April 26, 2018 / 5:54 PM / 25 days ago

GGP brings biggest pro-rata term loan of 2018

NEW YORK, April 26 (LPC) - A US$7bn crossover loan package backing the US$15.3bn cash and stock acquisition of GGP, the second-largest mall owner in the US, by global commercial real estate giant Brookfield Property Partners LP, includes the biggest term loan A (TLA) financing of the year so far.

The large US$3.5bn dual-tranche pro-rata TLA, which is generally sold to banks rather than institutional investors, is part of a complex deal that will see Brookfield buy the remaining 66% of Real Estate Investment Trust (REIT) GGP that it does not already own.

The hybrid investment-grade/leveraged loan includes the pro-rata tranche, which is designed to maximize liquidity from banks. A US$2bn term loan B (TLB) is expected to attract institutional investors - especially CLO funds interested in higher-rated paper - despite some concerns over the retail sector.

The deal comes as many malls struggle to retain clients amid a prolonged downturn in brick and mortar retailing as online giants such as Amazon.com Inc continue to drain market share from traditional retailers.

S&P rated GGP BBB- on the understanding that GGP will be a “highly strategic subsidiary” to Brookfield, which is rated BBB by the ratings agency. Moody’s Investors Service rated the issuer Ba2 and the debt Ba3 due to support from Brookfield.

The large TLA also shows GGP’s desire to pay down debt and deleverage, an investor said. TLA debt is typically cheaper than TLB paper but is shorter-dated and has a faster amortization schedule with more restrictive terms.

“Banks are looking for funded assets,” a senior banker said. “It gives companies the flexibility to pay down debt over the short term, and reduce leverage as cash flow kicks in.”

Pricing on the pro-rata tranche is based on a grid which opens at 225bp over Libor, according to an investor, which looks attractive compared to average BB pro-rata spreads of 205bp, according to Thomson Reuters LPC data. Pricing on the TLB is being guided at the 225-250bp range, which also beats average BB TLB spreads of 215bp.

The hybrid loan’s pricing is also significantly jucier than typical investment-grade spreads of 143.7bp for BBB- loans, the data shows.

PRO-RATA BREAKDOWN

The pro-rata paper consists of a US$1.5bn term loan A-1, a US$2bn term loan A-2 tranche and a US$1.5bn revolving credit facility.

Wells Fargo is leading the TLA and Morgan Stanley is leading the TLB, sources said.
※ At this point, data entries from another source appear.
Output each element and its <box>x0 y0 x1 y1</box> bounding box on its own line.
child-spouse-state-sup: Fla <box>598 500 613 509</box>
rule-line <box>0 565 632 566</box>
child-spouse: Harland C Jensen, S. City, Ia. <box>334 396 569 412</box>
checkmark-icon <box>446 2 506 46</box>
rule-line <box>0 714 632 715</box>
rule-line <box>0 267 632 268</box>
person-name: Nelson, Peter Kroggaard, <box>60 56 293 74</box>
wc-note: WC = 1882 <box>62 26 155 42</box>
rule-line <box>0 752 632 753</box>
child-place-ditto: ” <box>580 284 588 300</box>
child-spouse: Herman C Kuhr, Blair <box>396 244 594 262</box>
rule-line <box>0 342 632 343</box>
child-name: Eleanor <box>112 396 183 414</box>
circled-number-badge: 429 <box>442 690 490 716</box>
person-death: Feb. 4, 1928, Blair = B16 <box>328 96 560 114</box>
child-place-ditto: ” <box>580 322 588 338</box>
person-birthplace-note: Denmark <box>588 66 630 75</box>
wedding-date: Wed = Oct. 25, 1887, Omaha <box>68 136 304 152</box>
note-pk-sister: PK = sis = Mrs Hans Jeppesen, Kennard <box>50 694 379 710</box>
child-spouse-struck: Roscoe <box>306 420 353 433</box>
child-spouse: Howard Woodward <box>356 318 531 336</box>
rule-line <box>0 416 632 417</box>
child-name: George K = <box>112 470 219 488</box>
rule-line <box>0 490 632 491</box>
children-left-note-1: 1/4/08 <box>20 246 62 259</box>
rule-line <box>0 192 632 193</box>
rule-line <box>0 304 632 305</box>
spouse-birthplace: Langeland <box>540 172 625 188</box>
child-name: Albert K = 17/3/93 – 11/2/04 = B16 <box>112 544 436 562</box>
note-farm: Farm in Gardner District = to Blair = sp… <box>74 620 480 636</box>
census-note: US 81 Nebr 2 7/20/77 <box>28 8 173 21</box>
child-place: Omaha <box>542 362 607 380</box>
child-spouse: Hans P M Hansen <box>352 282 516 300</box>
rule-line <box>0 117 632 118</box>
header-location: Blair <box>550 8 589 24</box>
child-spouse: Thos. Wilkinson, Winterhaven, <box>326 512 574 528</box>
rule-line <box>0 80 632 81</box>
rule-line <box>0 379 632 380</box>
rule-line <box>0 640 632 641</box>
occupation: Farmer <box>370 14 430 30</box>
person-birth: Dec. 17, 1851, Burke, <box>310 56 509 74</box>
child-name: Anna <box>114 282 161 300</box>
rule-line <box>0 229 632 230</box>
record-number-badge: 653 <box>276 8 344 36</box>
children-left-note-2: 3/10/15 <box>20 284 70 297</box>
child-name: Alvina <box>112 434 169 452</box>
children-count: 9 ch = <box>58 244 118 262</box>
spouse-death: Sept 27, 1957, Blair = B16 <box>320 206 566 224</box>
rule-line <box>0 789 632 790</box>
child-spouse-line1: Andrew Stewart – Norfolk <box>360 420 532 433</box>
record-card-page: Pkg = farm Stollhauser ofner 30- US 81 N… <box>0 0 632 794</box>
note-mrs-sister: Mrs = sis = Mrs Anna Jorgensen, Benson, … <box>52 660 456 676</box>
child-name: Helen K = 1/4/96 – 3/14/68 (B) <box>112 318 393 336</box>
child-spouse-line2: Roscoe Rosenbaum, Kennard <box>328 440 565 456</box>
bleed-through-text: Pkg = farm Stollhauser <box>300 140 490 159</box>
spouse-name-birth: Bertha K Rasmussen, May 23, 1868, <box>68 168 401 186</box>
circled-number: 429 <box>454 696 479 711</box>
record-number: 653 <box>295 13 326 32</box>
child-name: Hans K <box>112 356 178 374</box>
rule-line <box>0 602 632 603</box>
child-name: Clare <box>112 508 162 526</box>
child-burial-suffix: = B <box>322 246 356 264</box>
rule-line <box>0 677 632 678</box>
The banks declined to comment. Joint bookrunners include Deutsche Bank, RBC, Bank of America Merrill Lynch, Barclays, HSBC, SMBC and Toronto Dominion.

Moody’s forecasts net debt-to-Ebitda of up to 10 times after the acquisition but expects GGP to reduce its debt using cash from asset sales and excess cash flow, but investors remain wary of the retail and real estate sectors.

“I’d say my concerns are definitely there,” an investor said. “I think there’s a lot of risk in that sector specifically. So far it seems like they (GGP) have done a pretty good job at increasing rents and occupancies, but this is an industry where you need to be looking forward and not backward. You have to be able to convert retail stores.”

Concerns aside, demand for floating-rate debt, especially with higher ratings, has been seemingly insatiable as investors seek to hedge against rising interest rates. Loan funds have seen inflows for nine consecutive weeks.

Demand for TLA paper is robust due to a 40% drop in supply in 2018 so far. So far issuers have raised only US$29bn of pro-rata term loans this year versus US$48bn a year earlier. Only four TLAs of US$1bn or more have been completed this year, including a US$1.5bn TLA from Global Payments Inc.

With the TLA taking such a big portion of the debt package, the broadly syndicated TLB is in shorter supply, which should make it an easier sell, a second investor said.

Brookfield Property Partners is one of the world’s largest commercial real estate companies and was formed through a spinoff from Bookfield Asset management in 2013. It has US$68bn in total assets, including London’s Canary Wharf Group.

The company announced the deal to buy the remainder of GGP on March 26 after GGP previously rejected a US$14.8bn offer. Goldman Sachs and Citigroup are financial advisers on the current deal.

GGP is a public company that is headquartered in Chicago and focuses on owning high end retail properties in the US. Its portfolio includes Fashion Show in Las Vegas and Water Tower Place in Chicago.

Brookfield did not return a request for comment.